Em 'Nada Será Como Antes', Fabrício vive um ator que não consegue trabalho na TV por ser negro

Por O Dia

Rio - A pouca oferta de personagens protagonistas para atores negros é uma das questões abordadas pelo personagem Péricles, vivido por Fabrício Boliveira, em ‘Nada Será Como Antes’, da Globo. O rapaz é um ator de sucesso das radionovelas, mas com a chegada da TV, ele vê o número de personagens bons minguarem. “É uma questão que a gente lida até hoje. São poucos atores negros com destaque e, quando se tem, fazem um alarde enorme. Devemos entender que se existe esse alarde todo, é porque temos um problema”, observa o ator.

Fabrício BoliveiraDivulgação

Na trama escrita por Guel Arraes, Jorge Furtado e João Falcão, Péricles fica diante de uma encruzilhada: ou aceita viver escravos na TV ou vai ser locutor de rádio. Péricles escolhe o segundo. “Imagina eu agora ator não poder mais trabalhar como ator porque não aceitam negros na TV. Está quase acontecendo isso com esse governo que entrou agora”, frisa Boliveira.
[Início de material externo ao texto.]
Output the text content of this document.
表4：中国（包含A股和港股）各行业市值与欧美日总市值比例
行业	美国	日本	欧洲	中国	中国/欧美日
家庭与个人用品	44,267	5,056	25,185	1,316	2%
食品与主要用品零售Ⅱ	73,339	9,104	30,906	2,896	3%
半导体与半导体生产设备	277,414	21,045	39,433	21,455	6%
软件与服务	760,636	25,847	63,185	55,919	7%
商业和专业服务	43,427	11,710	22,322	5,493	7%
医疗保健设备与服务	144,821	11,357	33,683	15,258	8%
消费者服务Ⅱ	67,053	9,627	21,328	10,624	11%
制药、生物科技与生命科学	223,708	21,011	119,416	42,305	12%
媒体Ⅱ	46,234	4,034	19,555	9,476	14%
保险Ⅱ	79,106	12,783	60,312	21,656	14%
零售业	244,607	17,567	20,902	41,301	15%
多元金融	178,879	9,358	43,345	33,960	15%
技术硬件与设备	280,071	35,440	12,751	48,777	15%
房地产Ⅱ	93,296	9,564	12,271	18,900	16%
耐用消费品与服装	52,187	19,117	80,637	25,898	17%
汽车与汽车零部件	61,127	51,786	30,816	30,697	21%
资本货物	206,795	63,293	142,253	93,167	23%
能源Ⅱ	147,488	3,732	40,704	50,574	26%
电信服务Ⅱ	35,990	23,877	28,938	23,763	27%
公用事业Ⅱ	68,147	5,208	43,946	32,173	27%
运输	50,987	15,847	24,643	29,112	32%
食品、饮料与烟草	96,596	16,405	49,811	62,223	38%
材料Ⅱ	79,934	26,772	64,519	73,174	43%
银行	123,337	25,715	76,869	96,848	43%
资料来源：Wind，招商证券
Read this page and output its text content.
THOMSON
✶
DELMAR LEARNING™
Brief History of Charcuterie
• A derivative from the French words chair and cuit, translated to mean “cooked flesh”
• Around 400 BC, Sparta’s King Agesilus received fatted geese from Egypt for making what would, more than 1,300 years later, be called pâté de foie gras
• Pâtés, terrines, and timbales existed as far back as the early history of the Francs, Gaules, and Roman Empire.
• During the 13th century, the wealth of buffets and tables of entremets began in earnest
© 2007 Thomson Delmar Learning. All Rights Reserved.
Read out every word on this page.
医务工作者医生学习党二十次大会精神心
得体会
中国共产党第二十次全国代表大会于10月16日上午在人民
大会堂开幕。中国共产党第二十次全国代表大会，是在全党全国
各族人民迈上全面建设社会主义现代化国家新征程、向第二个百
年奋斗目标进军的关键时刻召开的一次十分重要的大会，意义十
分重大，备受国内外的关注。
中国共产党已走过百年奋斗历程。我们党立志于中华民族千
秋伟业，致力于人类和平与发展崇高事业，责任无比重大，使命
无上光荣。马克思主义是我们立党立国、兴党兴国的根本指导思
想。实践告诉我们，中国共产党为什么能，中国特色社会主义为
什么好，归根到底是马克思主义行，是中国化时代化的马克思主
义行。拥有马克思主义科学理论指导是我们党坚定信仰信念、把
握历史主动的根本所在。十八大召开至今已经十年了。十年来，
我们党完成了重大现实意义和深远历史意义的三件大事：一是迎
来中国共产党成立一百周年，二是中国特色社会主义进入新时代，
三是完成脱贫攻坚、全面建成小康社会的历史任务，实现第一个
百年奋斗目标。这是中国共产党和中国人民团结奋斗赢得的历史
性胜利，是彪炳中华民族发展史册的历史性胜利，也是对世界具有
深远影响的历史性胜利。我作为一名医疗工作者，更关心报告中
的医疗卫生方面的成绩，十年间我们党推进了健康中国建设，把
Assim como o personagem, Fabrício também preteriria papéis de escravos em que ele não tivesse um enfoque na história. “Por que tenho que fazer escravo? Se me oferecessem personagem escravo para fazer figuração, só participação, não aceitaria. Pelo amor de Deus, essa história tem que parar de ser contada como se a gente fosse um animal que aceitava uma situação. No Brasil tiveram várias revoltas, vários acordos feitos, o negro sempre se colocava. Só que dentro da história são sempre vistos como passivos, pacíficos. Então é uma história mentirosa. Dá o foco para o negão”, cobra.

Contudo, o ator acredita que houve avanço. Não só pelo histórico de trabalhos dele, mas também porque ele consegue ver outros amigos trabalhando. E isso, claro, o deixa feliz. Mas ainda não é o suficiente. “Fiquei dois meses em Nova York e li muito sobre a presença do negro e das ditas minorias no cinema americano. O negro está sempre por trás, sendo o melhor amigo. Mas ele raramente tem família e o recorte da historia não é por ele. Por que que não pode ser? Por que não posso ter um drama pessoal? Por que não posso ter uma mãe, ter toda uma família na TV? Que historia é essa que dentro do Brasil a gente não consegue valorizar o nosso próprio povo? Tem uma questão racial séria e social também. E a gente precisa quebrar isso com a arte”, defende.